The PLTW program is designed to serve middle and high school students of diverse backgrounds, helping them all to become high school, college and career ready, from those already interested in STEM-related fields to those who are more inspired by the application of STEM than they are by traditional math and science courses. PLTW classes are taught in school during the school day, and every PLTW instructor receives extensive training as well as ongoing support in the courses they teach.
While the STEM subject matter is rigorous, the approach is never rigid. That’s because the PLTW program provides a flexible curriculum platform, which schools can customize to meet the specific needs of their academic environment. In addition, PLTW schools can tap into the generous support and active involvement of some of America’s leading corporations, philanthropic foundations, and prestigious colleges and universities. Their efforts help ensure that PLTW classrooms have the latest technology, materials and equipment, and that PLTW students are learning the most up-to-date information found in such fields as information technology, engineering design, alternative energy and ecotechnology. They provide assistance with the development and revision of PLTW coursework and, in the case of universities, opportunities for college credit.
Annual studies and surveys of the PLTW program have shown it to be a launching pad for college and professional careers and a boost for academic performance. PLTW students achieve significantly higher scores in reading, mathematics and science than other career and technical education students. They earn higher GPAs as freshmen in college. And PLTW alumni are studying engineering and technology in greater numbers than the national average, with a higher retention rate in college engineering, science and related programs than non-PLTW students.
As the nation’s leading provider of rigorous and innovative STEM education, our vision is to ignite the spark of ingenuity, creativity and imagination within all students. Indeed, by partnering with those in the classroom and boardroom, PLTW is preparing our students to become the most innovative and productive in the world.
To find more information about Project Lead The Way and take the first steps on a pathway of imagination, innovation and learning, talk with your teacher, counselor or principal. Or go online and visit our website at www.pltw.org.
Middle School Courses
This unit uses solid modeling software (a sophisticated mathematical technique for representing solid objects) as part of the design process. Utilizing this design approach, students understand how design influences their lives. Students also learn sketching techniques and use descriptive geometry as a component of design, measurement and computer modeling. Students brainstorm, research, develop ideas, create models, test and evaluate design ideas, and communicate solutions.
Automation & Robotics
Students trace the history, development and influence of automation and robotics. They learn about mechanical systems, energy transfer, machine automation and computer control systems. Students acquire knowledge and skills in problem solving, teamwork collaboration and innovation.
High School Courses
Intro to Engineering & Design
Students dig deep into the engineering design process, applying math, science, and engineering standards to hands-on projects like designing a new toy or improving an existing product.
Principals of Engineering
Students explore a broad range of engineering topics including mechanisms, strength of structure and materials, and automation, and then they apply what they know to take on challenges like designing a self-powered car.

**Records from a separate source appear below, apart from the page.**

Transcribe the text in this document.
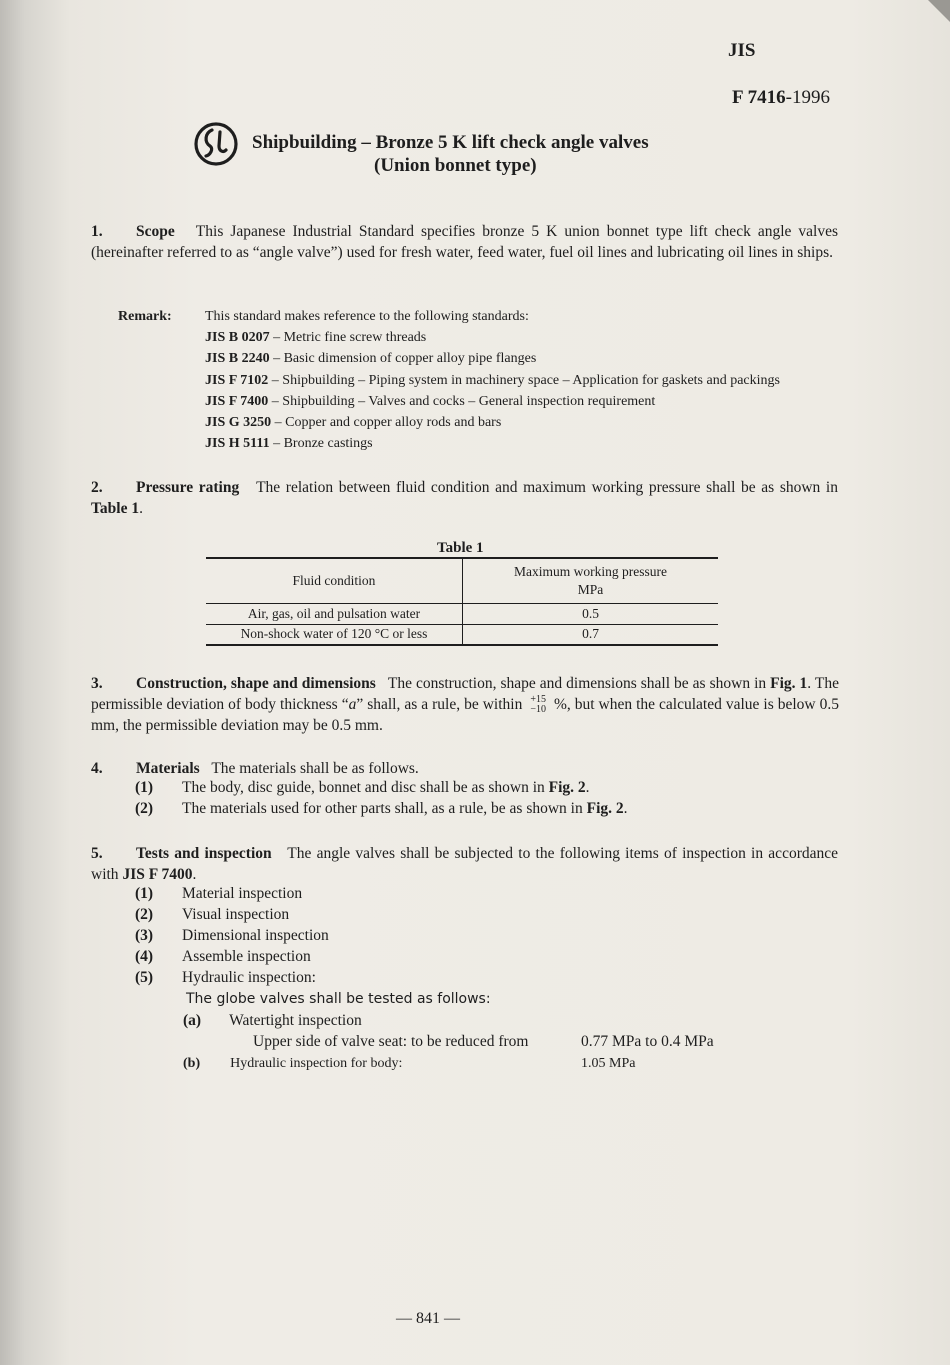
JIS
F 7416-1996
Shipbuilding – Bronze 5 K lift check angle valves
(Union bonnet type)
1. Scope This Japanese Industrial Standard specifies bronze 5 K union bonnet type lift check angle valves (hereinafter referred to as “angle valve”) used for fresh water, feed water, fuel oil lines and lubricating oil lines in ships.
Remark: This standard makes reference to the following standards:
JIS B 0207 – Metric fine screw threads
JIS B 2240 – Basic dimension of copper alloy pipe flanges
JIS F 7102 – Shipbuilding – Piping system in machinery space – Application for gaskets and packings
JIS F 7400 – Shipbuilding – Valves and cocks – General inspection requirement
JIS G 3250 – Copper and copper alloy rods and bars
JIS H 5111 – Bronze castings
2. Pressure rating The relation between fluid condition and maximum working pressure shall be as shown in Table 1.
Table 1
Fluid condition	Maximum working pressure
MPa
Air, gas, oil and pulsation water	0.5
Non-shock water of 120 °C or less	0.7
3. Construction, shape and dimensions The construction, shape and dimensions shall be as shown in Fig. 1. The permissible deviation of body thickness “a” shall, as a rule, be within +15
−10 %, but when the calculated value is below 0.5 mm, the permissible deviation may be 0.5 mm.
4. Materials The materials shall be as follows.
(1) The body, disc guide, bonnet and disc shall be as shown in Fig. 2.
(2) The materials used for other parts shall, as a rule, be as shown in Fig. 2.
5. Tests and inspection The angle valves shall be subjected to the following items of inspection in accordance with JIS F 7400.
(1) Material inspection
(2) Visual inspection
(3) Dimensional inspection
(4) Assemble inspection
(5) Hydraulic inspection:
The globe valves shall be tested as follows:
(a) Watertight inspection
Upper side of valve seat: to be reduced from	0.77 MPa to 0.4 MPa
(b) Hydraulic inspection for body:	1.05 MPa
— 841 —
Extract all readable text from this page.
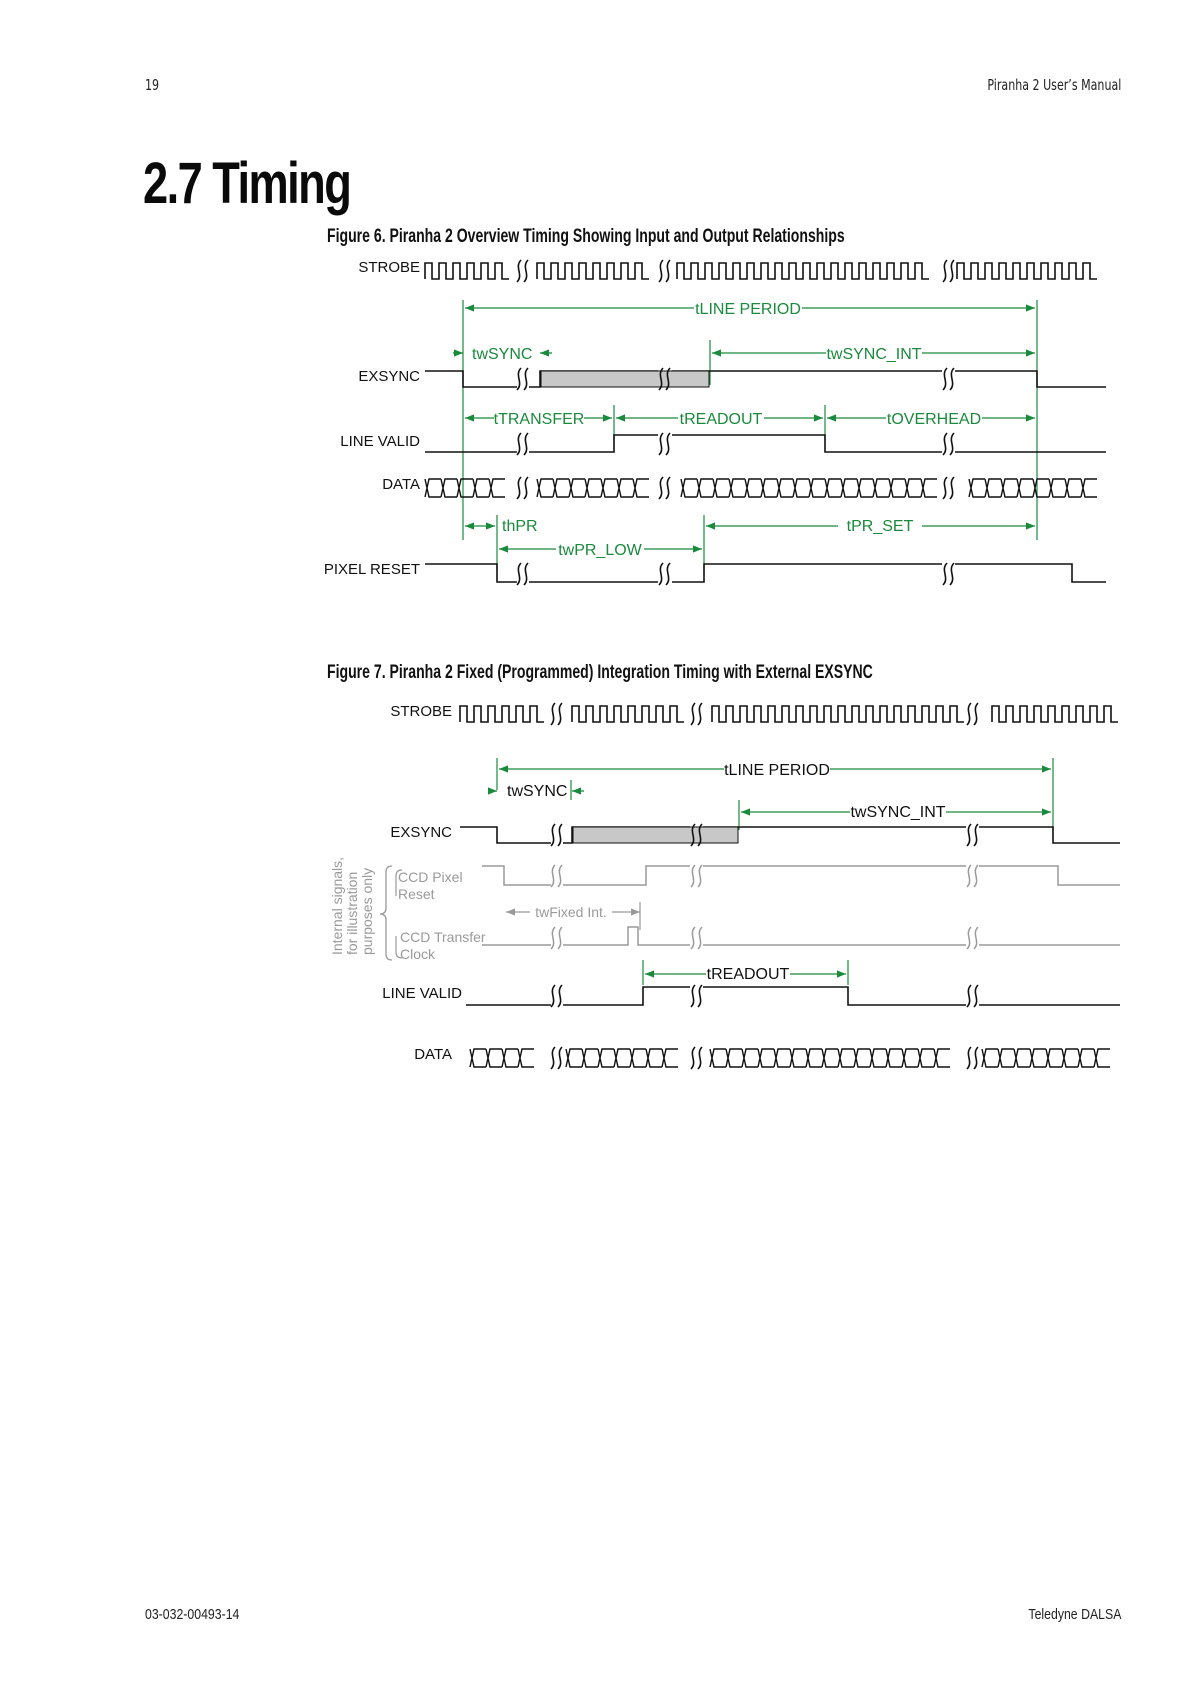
19	Piranha 2 User’s Manual
2.7 Timing
Figure 6. Piranha 2 Overview Timing Showing Input and Output Relationships
Figure 7. Piranha 2 Fixed (Programmed) Integration Timing with External EXSYNC
STROBE
EXSYNC
LINE VALID
DATA
PIXEL RESET
tLINE PERIOD
twSYNC	twSYNC_INT
tTRANSFER	tREADOUT	tOVERHEAD
thPR
twPR_LOW
tPR_SET
STROBE
EXSYNC
LINE VALID
DATA
Internal signals, for illustration purposes only CCD Pixel
Reset
CCD Transfer
Clock
tLINE PERIOD
twSYNC
twSYNC_INT
twFixed Int.
tREADOUT
03-032-00493-14	Teledyne DALSA
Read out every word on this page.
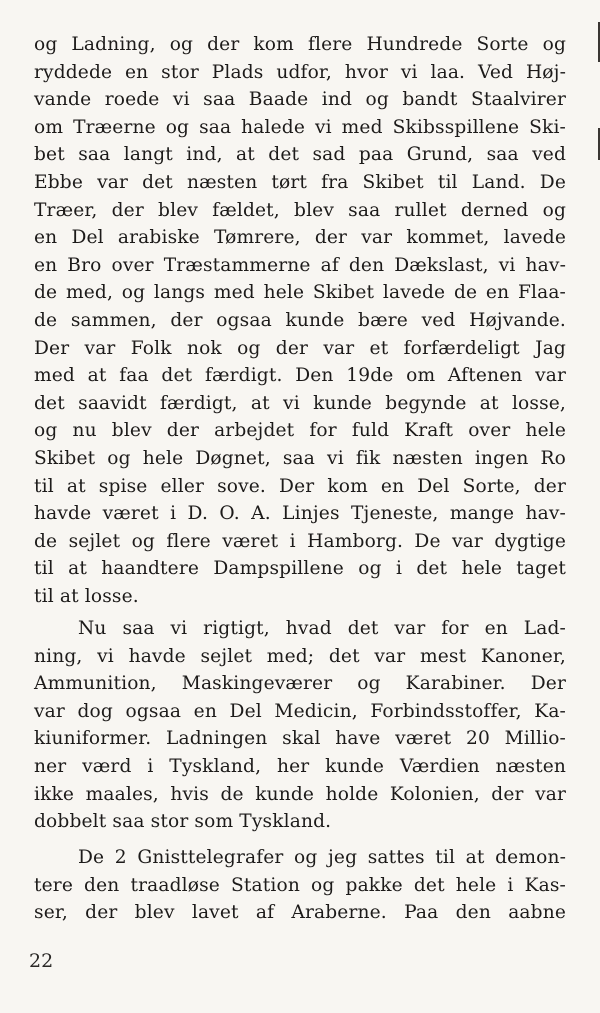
og Ladning, og der kom flere Hundrede Sorte og
ryddede en stor Plads udfor, hvor vi laa. Ved Høj-
vande roede vi saa Baade ind og bandt Staalvirer
om Træerne og saa halede vi med Skibsspillene Ski-
bet saa langt ind, at det sad paa Grund, saa ved
Ebbe var det næsten tørt fra Skibet til Land. De
Træer, der blev fældet, blev saa rullet derned og
en Del arabiske Tømrere, der var kommet, lavede
en Bro over Træstammerne af den Dækslast, vi hav-
de med, og langs med hele Skibet lavede de en Flaa-
de sammen, der ogsaa kunde bære ved Højvande.
Der var Folk nok og der var et forfærdeligt Jag
med at faa det færdigt. Den 19de om Aftenen var
det saavidt færdigt, at vi kunde begynde at losse,
og nu blev der arbejdet for fuld Kraft over hele
Skibet og hele Døgnet, saa vi fik næsten ingen Ro
til at spise eller sove. Der kom en Del Sorte, der
havde været i D. O. A. Linjes Tjeneste, mange hav-
de sejlet og flere været i Hamborg. De var dygtige
til at haandtere Dampspillene og i det hele taget
til at losse.
Nu saa vi rigtigt, hvad det var for en Lad-
ning, vi havde sejlet med; det var mest Kanoner,
Ammunition, Maskingeværer og Karabiner. Der
var dog ogsaa en Del Medicin, Forbindsstoffer, Ka-
kiuniformer. Ladningen skal have været 20 Millio-
ner værd i Tyskland, her kunde Værdien næsten
ikke maales, hvis de kunde holde Kolonien, der var
dobbelt saa stor som Tyskland.
De 2 Gnisttelegrafer og jeg sattes til at demon-
tere den traadløse Station og pakke det hele i Kas-
ser, der blev lavet af Araberne. Paa den aabne
22
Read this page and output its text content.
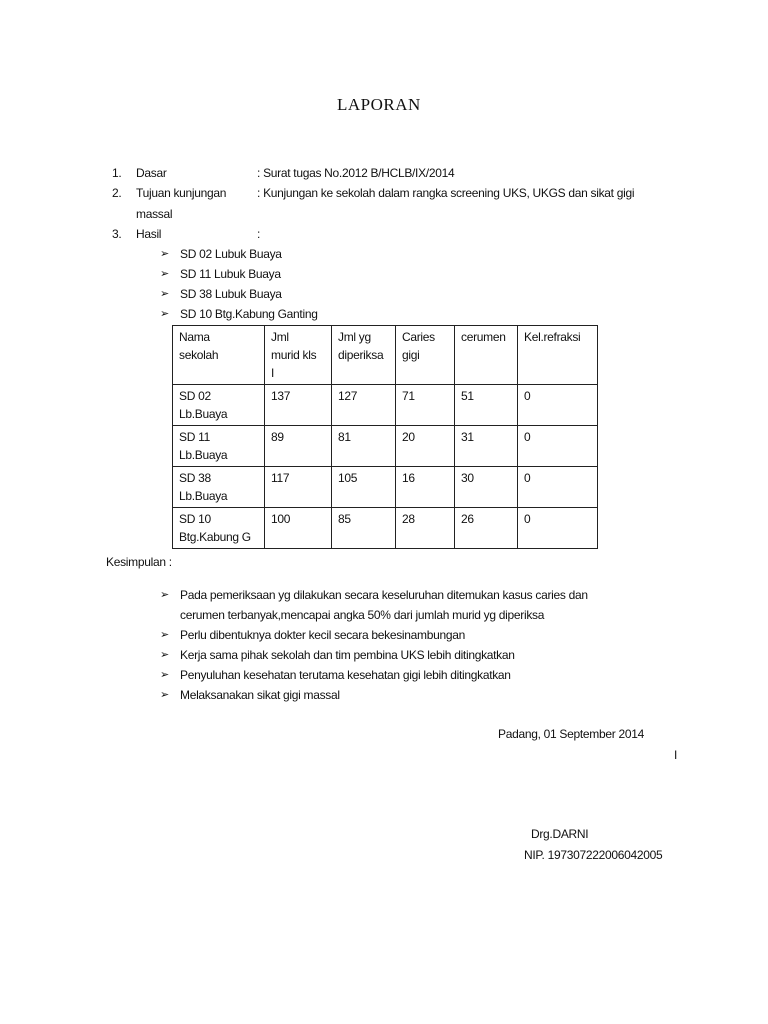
LAPORAN
1. Dasar	: Surat tugas No.2012 B/HCLB/IX/2014
2. Tujuan kunjungan	: Kunjungan ke sekolah dalam rangka screening UKS, UKGS dan sikat gigi
massal
3. Hasil	:
➢ SD 02 Lubuk Buaya
➢ SD 11 Lubuk Buaya
➢ SD 38 Lubuk Buaya
➢ SD 10 Btg.Kabung Ganting
Nama
sekolah	Jml
murid kls
I	Jml yg
diperiksa	Caries
gigi	cerumen	Kel.refraksi
SD 02
Lb.Buaya	137	127	71	51	0
SD 11
Lb.Buaya	89	81	20	31	0
SD 38
Lb.Buaya	117	105	16	30	0
SD 10
Btg.Kabung G	100	85	28	26	0
Kesimpulan :
➢ Pada pemeriksaan yg dilakukan secara keseluruhan ditemukan kasus caries dan
cerumen terbanyak,mencapai angka 50% dari jumlah murid yg diperiksa
➢ Perlu dibentuknya dokter kecil secara bekesinambungan
➢ Kerja sama pihak sekolah dan tim pembina UKS lebih ditingkatkan
➢ Penyuluhan kesehatan terutama kesehatan gigi lebih ditingkatkan
➢ Melaksanakan sikat gigi massal
Padang, 01 September 2014
I
Drg.DARNI
NIP. 197307222006042005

Computer Science Principals
Using Python® as a primary tool, students develop computational-thinking skills and tackle challenges like designing apps to solve real-world problems for clients.
Computer Science & Software Engineering
In Computer Science Essentials, students will use visual, block-based programming and seamlessly transition to text-based programming with languages such as Python to create apps and develop websites, and learn how to make computers work together to put their design into practice. They’ll apply computational thinking practices, build their vocabulary, and collaborate just as computing professionals do to create products that address topics and problems important to them.